Talk about serendipity … ya, i have been using this word more often ever since i figured out what it means … over at linkedin, a friend had joined a group, and i came to know about this from my homepage, and went and joined the group. The day after joining, someone posted an interesting link about the SAP vs Oracle wars. Shows something of the role communities can play in the free flow of knowledge, whether within or outside the organization.

But no, i am not writing about this. This post is about this article about the Oracle vs. SAP smackdown … the gorillas of the enterprise apps market. Of course, knowing that i worked for quite some time (major part of my career) at Oracle, you can guess who i am rooting for. But, having said that, this is ot about who i am rooting for, but rather, what is being written by analysts. And it seems to be good news for Oracle over SAP. They are positioned much better off with respect to their vision in the enterprise apps space. Interesting … for a long time (read at least the last couple of years), people have been trying to figure out what Oracle was thinking, acquiring over some of the enterprise apps heavyweights. In fact, at one point, folks has lost track of how many products Oracle had taken over. And i am talking about Oracle guys here.

But, it looks like they had a picture in mind, about where they see the apps headed. And, a good reason to take over PeopleSoft, Siebel, and a whole host of others … Now, i am not clued into the details of this vision, but from what i read, there seems to be a coherent strategy in place, and its been in place even when people were wondering what Oracle was thinking.

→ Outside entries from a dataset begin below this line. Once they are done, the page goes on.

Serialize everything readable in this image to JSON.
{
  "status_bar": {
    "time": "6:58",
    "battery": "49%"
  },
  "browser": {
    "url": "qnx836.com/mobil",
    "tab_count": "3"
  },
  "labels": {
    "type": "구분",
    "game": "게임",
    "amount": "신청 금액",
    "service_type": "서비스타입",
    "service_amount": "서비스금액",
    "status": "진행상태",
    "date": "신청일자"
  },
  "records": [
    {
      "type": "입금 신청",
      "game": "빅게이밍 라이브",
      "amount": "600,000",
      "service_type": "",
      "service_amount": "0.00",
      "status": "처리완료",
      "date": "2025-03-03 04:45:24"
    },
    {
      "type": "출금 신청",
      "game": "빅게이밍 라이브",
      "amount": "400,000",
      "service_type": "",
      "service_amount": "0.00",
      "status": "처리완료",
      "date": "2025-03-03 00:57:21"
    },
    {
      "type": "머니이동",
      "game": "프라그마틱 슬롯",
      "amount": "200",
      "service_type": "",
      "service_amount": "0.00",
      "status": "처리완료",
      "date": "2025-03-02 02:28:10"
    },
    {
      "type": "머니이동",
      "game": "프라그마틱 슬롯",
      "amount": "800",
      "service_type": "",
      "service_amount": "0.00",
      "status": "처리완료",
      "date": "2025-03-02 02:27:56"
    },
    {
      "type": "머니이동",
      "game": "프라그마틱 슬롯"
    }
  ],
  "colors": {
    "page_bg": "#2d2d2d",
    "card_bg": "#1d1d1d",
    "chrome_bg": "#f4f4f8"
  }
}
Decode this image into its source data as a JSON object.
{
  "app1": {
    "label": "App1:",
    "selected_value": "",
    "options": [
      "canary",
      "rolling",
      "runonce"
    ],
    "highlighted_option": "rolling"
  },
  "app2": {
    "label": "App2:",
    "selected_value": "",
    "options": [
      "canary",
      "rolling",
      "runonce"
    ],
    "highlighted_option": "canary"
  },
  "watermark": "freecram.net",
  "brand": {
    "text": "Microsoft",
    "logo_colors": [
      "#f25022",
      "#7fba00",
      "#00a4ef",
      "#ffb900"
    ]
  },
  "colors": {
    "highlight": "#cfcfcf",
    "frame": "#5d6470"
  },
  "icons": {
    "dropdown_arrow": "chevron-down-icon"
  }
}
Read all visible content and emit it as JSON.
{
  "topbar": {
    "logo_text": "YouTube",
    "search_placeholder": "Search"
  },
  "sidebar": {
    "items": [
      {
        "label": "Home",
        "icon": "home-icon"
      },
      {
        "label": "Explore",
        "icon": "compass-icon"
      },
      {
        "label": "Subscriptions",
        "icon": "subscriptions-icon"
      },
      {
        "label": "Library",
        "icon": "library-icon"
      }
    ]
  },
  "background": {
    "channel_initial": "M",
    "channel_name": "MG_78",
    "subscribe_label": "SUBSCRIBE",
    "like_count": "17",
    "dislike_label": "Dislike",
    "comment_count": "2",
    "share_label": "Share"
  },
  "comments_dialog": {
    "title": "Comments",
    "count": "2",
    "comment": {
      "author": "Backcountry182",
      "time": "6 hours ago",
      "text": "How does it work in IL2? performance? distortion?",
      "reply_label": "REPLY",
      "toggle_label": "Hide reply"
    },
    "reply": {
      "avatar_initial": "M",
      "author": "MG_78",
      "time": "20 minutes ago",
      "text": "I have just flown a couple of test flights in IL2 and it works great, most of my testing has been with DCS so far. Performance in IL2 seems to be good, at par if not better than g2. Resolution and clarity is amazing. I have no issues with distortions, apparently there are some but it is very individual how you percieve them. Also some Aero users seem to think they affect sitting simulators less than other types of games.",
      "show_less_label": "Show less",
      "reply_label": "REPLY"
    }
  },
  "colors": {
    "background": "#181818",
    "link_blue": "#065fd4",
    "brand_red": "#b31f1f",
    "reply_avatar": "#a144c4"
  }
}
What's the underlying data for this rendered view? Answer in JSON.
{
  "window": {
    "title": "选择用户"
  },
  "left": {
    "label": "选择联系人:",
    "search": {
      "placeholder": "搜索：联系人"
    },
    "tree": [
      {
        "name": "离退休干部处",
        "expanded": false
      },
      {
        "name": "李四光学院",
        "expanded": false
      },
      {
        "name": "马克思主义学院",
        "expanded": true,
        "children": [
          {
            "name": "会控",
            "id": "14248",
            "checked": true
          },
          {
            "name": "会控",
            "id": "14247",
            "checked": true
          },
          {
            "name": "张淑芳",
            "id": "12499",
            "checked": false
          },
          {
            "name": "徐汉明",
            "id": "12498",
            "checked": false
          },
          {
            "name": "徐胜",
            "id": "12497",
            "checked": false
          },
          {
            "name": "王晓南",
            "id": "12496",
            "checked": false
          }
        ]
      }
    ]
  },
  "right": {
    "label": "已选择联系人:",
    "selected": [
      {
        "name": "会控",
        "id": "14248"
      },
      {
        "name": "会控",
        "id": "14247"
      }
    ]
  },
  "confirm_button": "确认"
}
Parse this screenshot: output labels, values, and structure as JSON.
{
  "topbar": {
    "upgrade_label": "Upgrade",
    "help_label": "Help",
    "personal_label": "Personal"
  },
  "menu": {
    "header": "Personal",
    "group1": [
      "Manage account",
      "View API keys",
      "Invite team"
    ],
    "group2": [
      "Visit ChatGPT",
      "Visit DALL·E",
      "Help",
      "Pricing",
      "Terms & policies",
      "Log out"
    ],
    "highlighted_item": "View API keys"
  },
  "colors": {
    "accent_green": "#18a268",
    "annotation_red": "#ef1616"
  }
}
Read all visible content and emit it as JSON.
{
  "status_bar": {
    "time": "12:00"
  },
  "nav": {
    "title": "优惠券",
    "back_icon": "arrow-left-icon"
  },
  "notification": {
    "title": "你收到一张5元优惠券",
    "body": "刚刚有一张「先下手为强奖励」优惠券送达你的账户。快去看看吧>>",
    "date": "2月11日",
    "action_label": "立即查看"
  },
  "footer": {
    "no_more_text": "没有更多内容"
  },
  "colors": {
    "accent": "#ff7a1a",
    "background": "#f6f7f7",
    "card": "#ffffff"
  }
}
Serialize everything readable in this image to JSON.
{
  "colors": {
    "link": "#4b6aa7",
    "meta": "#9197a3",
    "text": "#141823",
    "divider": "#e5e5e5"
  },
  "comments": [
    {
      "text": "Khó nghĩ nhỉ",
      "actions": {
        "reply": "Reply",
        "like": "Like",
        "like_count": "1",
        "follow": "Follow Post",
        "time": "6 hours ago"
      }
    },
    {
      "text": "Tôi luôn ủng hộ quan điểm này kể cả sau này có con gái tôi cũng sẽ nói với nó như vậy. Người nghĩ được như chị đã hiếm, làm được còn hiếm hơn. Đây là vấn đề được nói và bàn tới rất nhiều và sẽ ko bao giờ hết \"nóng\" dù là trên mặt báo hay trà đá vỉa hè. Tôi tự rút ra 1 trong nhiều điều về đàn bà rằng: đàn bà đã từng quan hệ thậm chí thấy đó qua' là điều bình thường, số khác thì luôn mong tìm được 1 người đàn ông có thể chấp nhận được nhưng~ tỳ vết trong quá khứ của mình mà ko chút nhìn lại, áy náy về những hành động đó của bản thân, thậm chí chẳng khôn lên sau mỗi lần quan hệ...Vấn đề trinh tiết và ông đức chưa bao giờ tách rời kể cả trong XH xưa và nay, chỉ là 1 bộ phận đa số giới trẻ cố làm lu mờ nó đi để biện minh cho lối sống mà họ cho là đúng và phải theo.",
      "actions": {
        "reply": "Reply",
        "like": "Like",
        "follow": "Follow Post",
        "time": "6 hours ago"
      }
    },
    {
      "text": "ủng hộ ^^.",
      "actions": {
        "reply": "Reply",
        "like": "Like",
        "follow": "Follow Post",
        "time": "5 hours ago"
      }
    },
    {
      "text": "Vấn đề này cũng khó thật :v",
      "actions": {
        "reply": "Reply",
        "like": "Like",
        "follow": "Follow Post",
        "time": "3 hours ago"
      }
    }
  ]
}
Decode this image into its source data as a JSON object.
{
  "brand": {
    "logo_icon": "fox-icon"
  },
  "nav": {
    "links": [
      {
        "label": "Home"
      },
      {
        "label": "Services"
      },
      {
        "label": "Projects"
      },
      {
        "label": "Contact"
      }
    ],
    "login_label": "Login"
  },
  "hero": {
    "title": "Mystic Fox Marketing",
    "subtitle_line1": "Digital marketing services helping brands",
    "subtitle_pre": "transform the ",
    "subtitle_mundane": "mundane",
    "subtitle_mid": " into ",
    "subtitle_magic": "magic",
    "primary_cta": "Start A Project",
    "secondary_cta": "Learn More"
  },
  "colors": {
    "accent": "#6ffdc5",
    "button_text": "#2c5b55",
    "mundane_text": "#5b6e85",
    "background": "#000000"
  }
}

Having said this, what is more important, when it comes to Oracle, is execution. This has not necessarily been their strong point. A lot of customers still have memories of what was called the “red bell of death”, when you would see a red bell, and your browser would shut down. Things were better with R 12, but Oracle needs to make sure they can get large parts of Fusion right first up. Along with, of course, the migration path, but that is something which they would have already thought of, and been able to manage.

What are worth reading are also the comments from some of the readers. More so because they are a mixed bag. In fact, one comment reminded me about something which, i believe, was said of IBM:

Nobody lost his job for buying IBM.

Seems like a similar thought process running in favour of SAP?